Ultimately, the balance of convenience persuaded him against granting the stay:
 In my view, the balance of convenience in this case favours refusal of a stay. I reach that conclusion for the following reasons.
 First, this is not the typical case where a complex statutory scheme or administrative apparatus has to be dismantled or constructed in order to give effect to the trial judgment. In such cases, the balance of convenience will typically favour a stay to avoid the cost and disruption that would flow from implementing a new regime based upon a trial judgment that may need to be undone in the event of a successful appeal.

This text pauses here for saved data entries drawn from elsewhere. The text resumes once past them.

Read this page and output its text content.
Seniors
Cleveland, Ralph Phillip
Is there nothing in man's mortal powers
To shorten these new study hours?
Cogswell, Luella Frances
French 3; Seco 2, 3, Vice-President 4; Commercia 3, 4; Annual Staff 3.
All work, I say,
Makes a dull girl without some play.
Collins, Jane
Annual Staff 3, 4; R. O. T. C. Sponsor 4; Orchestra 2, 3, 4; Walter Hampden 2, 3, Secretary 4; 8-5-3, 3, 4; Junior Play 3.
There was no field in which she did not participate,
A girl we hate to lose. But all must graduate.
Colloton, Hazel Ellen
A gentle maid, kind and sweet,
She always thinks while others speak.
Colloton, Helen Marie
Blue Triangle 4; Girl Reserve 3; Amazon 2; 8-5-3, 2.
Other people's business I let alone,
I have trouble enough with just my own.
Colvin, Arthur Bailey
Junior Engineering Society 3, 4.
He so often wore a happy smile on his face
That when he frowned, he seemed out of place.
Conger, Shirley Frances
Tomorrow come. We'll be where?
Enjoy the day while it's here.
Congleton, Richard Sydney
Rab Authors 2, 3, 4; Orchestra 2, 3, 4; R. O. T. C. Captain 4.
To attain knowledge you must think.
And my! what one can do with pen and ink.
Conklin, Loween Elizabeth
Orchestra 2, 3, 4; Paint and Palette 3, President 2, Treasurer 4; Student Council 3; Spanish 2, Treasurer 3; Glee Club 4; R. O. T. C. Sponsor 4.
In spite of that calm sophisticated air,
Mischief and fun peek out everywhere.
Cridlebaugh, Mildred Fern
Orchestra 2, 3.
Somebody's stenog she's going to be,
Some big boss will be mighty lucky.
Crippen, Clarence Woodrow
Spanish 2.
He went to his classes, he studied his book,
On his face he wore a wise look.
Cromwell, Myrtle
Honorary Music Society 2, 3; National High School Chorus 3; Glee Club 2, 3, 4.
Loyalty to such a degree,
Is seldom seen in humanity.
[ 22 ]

 In the present case, Elections Canada immediately took the minimal administrative steps required to permit non-resident citizens to vote in accordance with the decision of the application judge. If a stay is granted, Elections Canada will have to undo what it has already done. It is clear from the record that it may not be possible for Elections Canada to determine in time for the by-elections which non-resident voters who registered after the judgment would have been eligible before the judgment. The terms of the stay requested by the Attorney General recognize that difficulty and ask for a qualified stay that applies “unless Elections Canada is unable to determine” if those who registered meet the pre-judgment requirements. In addition, at least one non-resident has cast her ballot. To grant a stay in this case would require Elections Canada to rescind the registrations of up to 13 non-resident electors and claw back the vote of a citizen who may well in the end have the right to cast her ballot. Granting a stay in this case would not avoid the cost and inconvenience of prematurely erecting or dismantling a scheme – it would do the opposite.
 Second, this is not a case like Bedford [which concerned prostitution] where the trial judgment creates a legislative void in an area of activity that needs to be regulated in the public interest. Allowing the judgment to operate does not create a void or gap in Canada’s election law. Nor does the judgment radically alter the class of those eligible to vote. The Act already grants many non-resident citizens the right to vote. The judgment under appeal merely extends the right to a broader class of non-resident citizens.
 As counsel for the applicants pointed out, it is highly unlikely that the judgment will produce a floodgate of votes from disinterested and disengaged non-resident Canadians. We know that the number of newly qualified non-resident voters who had registered as of June 16 is 13 or fewer. The non-resident must be both determined and informed. He or she must first register and then obtain a ballot. The non-resident voter cannot vote by simply marking an X beside one of the listed candidates but must complete a special ballot that requires the voter to know and write in the name of an actual candidate.
 I conclude that the balance of convenience does not favour granting a stay in this case.